Она послушно поднялась с места, на ватных ногах вышла из комнаты, прошла в родительскую спальню. Отец возился с чемоданом, никак не мог застегнуть на нем молнию, чертыхался тихо. Поднял голову, глянул на нее зло.
– Чего тебе? – спросил отрывисто.
– Пап, не уходи… – проговорила тихо, привалившись плечом к дверному косяку. – Ты же видишь, что с мамой делается, пап… Она же с ума сходит… Пожалуйста, не уходи! Я боюсь…
– Господи, ты еще тут! – раздраженно ответил отец, наваливаясь всем корпусом на чемодан и снова пытаясь застегнуть непослушную молнию. Лицо его было красным – то ли от злости, то ли от физического перенапряжения.
Молния никак не закрывалась. Отец дернул ее в обратную сторону, снова распахнул чемодан, вытащил из него какой-то пакет, бросил в распахнутые дверцы шкафа, пробурчав тихо:
– Ладно, черт с ним. Потом заберу все оставшееся.
Мать стояла у нее за спиной, причитала в голос:
– Я наложу на себя руки, так и знай! Ты же прекрасно понимаешь, что я ни дня без тебя не смогу! Твоя дочь останется сиротой, так и знай! Я прошу тебя, Лева, я тебя умоляю… Не убивай меня… Ну чем я перед тобой провинилась, скажи? Я все сделаю, как ты хочешь… И Лиза тоже.
Мать зарыдала хрипло и больно ткнула ее кулаком меж лопаток:
– Ну что ты молчишь? Ты же его дочь! Ты же видишь, он уйдет сейчас, ну?
– Не уходи, пап… – снова повторила она с той же безысходной интонацией в голосе. – Я же твоя дочь. Я все сделаю, как ты хочешь.
– Что ты за ней повторяешь, как робот? – сердито проговорил отец, коротко и зло на нее глянув. – Лучше смотри на свою мать и делай свои выводы, поняла? Никогда, никогда не веди себя так, никогда не унижайся перед мужчиной! Никто не будет любить женщину, которая может сама себя унизить! Запомни это навсегда, поняла?
– И это все, что ты можешь сказать своей дочери? Да, Лева? – трагически спросила мать, снова больно толкнув ее в спину.
– А что бы ты хотела услышать? – насмешливо ответил отец. – Она что, пятилетний ребенок, чтобы я ей в уши всякие пошлости лил?

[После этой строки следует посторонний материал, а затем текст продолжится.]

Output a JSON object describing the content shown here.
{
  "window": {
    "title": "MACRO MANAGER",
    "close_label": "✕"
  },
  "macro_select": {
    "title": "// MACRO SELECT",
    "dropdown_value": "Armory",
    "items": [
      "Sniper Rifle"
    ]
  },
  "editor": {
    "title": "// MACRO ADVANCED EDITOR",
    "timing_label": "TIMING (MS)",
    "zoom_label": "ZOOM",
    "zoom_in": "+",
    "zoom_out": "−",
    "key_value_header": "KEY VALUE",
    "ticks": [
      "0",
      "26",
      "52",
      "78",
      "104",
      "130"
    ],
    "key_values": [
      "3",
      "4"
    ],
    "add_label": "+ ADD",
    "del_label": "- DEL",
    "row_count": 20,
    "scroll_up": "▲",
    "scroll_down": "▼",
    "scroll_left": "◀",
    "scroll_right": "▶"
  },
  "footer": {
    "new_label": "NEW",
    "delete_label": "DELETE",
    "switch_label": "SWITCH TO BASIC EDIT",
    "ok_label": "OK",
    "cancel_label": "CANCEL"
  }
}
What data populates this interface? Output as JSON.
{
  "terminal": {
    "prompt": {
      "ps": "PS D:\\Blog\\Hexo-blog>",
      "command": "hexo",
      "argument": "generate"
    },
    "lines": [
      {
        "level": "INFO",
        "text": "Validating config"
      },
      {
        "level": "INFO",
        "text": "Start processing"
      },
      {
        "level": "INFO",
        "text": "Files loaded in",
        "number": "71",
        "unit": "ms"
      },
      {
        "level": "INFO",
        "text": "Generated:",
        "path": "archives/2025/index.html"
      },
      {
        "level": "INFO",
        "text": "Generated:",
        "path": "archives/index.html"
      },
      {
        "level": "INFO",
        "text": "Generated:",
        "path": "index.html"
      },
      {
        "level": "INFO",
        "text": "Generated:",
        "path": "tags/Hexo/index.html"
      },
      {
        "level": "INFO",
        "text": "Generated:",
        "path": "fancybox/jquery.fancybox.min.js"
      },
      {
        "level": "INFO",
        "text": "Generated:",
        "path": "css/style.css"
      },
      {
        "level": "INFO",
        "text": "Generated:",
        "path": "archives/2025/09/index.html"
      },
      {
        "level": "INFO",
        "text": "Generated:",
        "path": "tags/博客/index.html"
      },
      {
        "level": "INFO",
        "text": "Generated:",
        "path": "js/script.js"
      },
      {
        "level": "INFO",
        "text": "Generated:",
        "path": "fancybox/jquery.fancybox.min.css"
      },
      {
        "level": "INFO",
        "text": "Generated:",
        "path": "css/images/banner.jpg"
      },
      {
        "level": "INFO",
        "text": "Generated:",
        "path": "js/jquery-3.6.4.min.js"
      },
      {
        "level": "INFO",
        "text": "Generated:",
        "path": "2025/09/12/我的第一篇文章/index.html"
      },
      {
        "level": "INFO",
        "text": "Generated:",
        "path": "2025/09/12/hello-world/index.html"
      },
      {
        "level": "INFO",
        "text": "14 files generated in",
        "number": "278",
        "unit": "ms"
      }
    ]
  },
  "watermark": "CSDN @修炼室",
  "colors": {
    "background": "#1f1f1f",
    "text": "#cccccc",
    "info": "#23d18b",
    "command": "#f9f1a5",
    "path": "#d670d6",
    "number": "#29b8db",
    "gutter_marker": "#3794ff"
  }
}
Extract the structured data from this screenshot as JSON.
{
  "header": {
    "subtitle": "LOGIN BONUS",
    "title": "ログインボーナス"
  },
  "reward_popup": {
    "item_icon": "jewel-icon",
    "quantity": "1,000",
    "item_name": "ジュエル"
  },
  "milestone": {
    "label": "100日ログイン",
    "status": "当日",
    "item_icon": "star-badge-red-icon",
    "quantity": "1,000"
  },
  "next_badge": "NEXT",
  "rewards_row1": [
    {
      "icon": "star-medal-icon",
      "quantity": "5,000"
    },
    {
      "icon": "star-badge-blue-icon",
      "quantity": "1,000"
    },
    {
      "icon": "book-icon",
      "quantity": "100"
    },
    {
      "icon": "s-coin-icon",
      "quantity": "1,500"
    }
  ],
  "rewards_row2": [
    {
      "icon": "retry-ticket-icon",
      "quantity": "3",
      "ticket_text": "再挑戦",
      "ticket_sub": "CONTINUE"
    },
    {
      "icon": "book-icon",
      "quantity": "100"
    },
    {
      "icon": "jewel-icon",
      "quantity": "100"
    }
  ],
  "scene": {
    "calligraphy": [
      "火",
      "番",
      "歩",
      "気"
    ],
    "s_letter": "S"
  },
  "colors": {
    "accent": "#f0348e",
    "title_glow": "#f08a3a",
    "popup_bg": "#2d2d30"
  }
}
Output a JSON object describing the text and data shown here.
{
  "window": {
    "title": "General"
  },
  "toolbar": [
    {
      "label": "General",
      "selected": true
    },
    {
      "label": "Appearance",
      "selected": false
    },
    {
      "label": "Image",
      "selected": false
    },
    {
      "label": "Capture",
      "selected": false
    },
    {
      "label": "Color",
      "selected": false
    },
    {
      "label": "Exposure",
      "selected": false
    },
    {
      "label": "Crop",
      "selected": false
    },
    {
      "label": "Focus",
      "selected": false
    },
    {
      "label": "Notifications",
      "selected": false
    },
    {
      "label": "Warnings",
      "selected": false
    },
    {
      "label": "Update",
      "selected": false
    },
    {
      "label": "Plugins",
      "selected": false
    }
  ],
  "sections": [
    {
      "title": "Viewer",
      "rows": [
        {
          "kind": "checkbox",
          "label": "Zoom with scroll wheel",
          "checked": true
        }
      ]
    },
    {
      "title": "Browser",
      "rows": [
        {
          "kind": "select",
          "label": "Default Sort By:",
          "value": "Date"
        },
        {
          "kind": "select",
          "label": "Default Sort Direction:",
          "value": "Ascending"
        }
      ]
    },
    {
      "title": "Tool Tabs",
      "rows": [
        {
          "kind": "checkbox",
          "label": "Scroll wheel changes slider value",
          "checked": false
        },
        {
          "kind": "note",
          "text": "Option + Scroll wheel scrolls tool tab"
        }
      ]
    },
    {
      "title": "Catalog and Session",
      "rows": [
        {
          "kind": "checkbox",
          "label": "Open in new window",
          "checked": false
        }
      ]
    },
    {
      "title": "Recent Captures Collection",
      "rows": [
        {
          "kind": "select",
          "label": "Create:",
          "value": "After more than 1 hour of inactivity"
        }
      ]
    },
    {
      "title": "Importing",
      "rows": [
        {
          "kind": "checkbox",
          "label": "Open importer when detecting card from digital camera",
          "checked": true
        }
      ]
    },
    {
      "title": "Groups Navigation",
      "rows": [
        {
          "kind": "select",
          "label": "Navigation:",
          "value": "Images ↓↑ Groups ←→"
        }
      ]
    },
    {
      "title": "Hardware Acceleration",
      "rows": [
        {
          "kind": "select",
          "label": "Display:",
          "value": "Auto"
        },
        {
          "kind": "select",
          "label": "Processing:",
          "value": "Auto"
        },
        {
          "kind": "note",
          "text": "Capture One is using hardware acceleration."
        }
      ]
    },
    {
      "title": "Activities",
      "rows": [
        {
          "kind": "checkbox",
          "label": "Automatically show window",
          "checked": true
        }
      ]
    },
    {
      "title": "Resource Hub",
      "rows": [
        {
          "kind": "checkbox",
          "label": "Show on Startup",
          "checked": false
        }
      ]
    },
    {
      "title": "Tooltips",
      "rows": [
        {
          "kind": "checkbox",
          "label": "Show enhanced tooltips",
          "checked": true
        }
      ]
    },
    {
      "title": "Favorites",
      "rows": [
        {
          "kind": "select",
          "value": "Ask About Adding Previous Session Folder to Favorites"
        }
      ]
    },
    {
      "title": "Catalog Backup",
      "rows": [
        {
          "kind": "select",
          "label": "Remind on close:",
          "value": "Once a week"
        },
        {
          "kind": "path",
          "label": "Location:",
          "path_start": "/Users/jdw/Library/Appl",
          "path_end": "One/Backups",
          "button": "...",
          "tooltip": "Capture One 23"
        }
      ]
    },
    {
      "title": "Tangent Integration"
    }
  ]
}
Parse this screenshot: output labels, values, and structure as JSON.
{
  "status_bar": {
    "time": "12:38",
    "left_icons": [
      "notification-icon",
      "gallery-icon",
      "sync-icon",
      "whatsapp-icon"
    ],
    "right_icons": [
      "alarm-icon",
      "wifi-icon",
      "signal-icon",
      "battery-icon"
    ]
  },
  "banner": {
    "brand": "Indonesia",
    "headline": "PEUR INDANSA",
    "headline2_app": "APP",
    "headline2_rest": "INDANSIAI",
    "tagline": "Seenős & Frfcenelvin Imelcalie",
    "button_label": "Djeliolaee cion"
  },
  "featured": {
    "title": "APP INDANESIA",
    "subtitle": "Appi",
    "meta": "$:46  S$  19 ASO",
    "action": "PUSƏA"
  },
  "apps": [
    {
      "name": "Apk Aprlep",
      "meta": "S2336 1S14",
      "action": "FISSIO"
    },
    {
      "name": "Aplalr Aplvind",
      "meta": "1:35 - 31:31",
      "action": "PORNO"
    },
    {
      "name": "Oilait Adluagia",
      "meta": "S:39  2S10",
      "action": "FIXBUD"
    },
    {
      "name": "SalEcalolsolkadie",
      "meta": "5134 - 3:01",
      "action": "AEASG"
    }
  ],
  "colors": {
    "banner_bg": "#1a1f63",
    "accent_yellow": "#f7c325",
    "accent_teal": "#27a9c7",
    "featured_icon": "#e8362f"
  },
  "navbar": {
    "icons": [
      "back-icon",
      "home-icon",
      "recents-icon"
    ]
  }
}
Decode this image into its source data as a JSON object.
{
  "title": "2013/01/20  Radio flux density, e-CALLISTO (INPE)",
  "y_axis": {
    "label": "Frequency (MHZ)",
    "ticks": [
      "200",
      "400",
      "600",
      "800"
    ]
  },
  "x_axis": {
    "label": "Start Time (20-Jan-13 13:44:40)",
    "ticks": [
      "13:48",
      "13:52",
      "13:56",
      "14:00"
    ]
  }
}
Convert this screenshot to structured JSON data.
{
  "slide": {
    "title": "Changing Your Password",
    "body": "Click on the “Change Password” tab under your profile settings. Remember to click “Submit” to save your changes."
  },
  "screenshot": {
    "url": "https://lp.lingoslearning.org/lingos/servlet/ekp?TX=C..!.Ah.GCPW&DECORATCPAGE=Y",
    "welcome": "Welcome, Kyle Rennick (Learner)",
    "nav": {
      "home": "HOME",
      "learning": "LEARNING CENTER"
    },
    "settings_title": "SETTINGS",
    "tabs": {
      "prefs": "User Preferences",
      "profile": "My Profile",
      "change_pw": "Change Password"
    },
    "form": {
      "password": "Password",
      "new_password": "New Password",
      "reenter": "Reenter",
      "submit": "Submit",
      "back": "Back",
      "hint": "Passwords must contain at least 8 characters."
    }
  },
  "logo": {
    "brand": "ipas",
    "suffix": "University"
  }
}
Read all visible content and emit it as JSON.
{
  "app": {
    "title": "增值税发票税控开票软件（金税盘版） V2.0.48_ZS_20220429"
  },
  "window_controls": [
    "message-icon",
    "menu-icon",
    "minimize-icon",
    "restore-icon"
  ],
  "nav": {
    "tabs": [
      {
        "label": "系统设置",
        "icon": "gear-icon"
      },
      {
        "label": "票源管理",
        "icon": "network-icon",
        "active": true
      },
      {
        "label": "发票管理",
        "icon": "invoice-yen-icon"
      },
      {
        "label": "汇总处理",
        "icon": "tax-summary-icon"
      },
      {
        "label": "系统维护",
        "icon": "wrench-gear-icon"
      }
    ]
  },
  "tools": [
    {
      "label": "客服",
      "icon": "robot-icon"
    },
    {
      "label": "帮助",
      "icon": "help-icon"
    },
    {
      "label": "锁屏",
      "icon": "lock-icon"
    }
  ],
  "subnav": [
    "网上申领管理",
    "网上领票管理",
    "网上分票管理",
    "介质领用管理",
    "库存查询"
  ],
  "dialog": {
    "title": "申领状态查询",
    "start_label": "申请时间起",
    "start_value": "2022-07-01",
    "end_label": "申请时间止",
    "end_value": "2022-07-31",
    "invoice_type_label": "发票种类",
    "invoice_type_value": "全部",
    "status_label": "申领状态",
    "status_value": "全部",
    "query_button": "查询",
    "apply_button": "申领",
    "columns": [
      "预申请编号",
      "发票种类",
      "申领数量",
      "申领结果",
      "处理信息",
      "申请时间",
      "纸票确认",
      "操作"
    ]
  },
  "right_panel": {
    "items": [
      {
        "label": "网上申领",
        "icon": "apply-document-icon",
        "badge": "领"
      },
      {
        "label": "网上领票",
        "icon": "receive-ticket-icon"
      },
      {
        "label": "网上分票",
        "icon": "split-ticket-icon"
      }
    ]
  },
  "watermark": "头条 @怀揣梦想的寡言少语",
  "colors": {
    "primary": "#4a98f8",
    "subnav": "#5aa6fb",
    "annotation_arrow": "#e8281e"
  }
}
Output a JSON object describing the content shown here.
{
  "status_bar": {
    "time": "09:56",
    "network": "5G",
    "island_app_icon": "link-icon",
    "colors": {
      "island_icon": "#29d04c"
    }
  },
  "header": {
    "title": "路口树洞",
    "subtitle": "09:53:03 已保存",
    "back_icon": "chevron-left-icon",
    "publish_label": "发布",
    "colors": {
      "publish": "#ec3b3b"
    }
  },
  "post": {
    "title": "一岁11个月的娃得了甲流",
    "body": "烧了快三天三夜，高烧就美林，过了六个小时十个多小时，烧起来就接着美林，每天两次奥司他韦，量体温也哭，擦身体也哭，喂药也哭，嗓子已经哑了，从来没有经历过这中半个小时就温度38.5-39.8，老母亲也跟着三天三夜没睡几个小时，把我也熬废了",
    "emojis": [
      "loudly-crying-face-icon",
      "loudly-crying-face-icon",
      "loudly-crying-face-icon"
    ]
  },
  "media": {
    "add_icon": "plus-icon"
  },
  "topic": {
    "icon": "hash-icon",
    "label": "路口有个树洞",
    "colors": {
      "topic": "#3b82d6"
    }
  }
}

Мол, всегда буду любить, всегда будешь моей дочерью… Это ж и так понятно, зачем никому не нужное представление делать? Скажи лучше, где моя любимая рубашка, голубая такая, в белый рубчик?
– Не знаю… В стиралке, кажется… – оторопела мать от неожиданного бытового вопроса.
– О, черт… Вечно в этом доме ничего не найдешь, – пробурчал отец, снова наваливаясь на чемодан.
Она хотела сказать: мол, зря ты так, пап. Уж маму в неаккуратности никак нельзя обвинить, особенно в отношении твоих рубашек. Потому что этот ритуал для мамы был почти священным – каждый вечер наглаживать для отца свежевыстиранную рубашку. И лицо у нее было всегда такое сосредоточенно благостное, когда она ее гладила. Можно сказать, счастливое было лицо. Да и вообще все, что касалось отца, его вкусов, его одежды, его привычек, было для мамы святым. Если бы можно было с отца написать икону, она бы ее в углу повесила и возносила молитвы каждый день. Зря, зря он так про маму, зря…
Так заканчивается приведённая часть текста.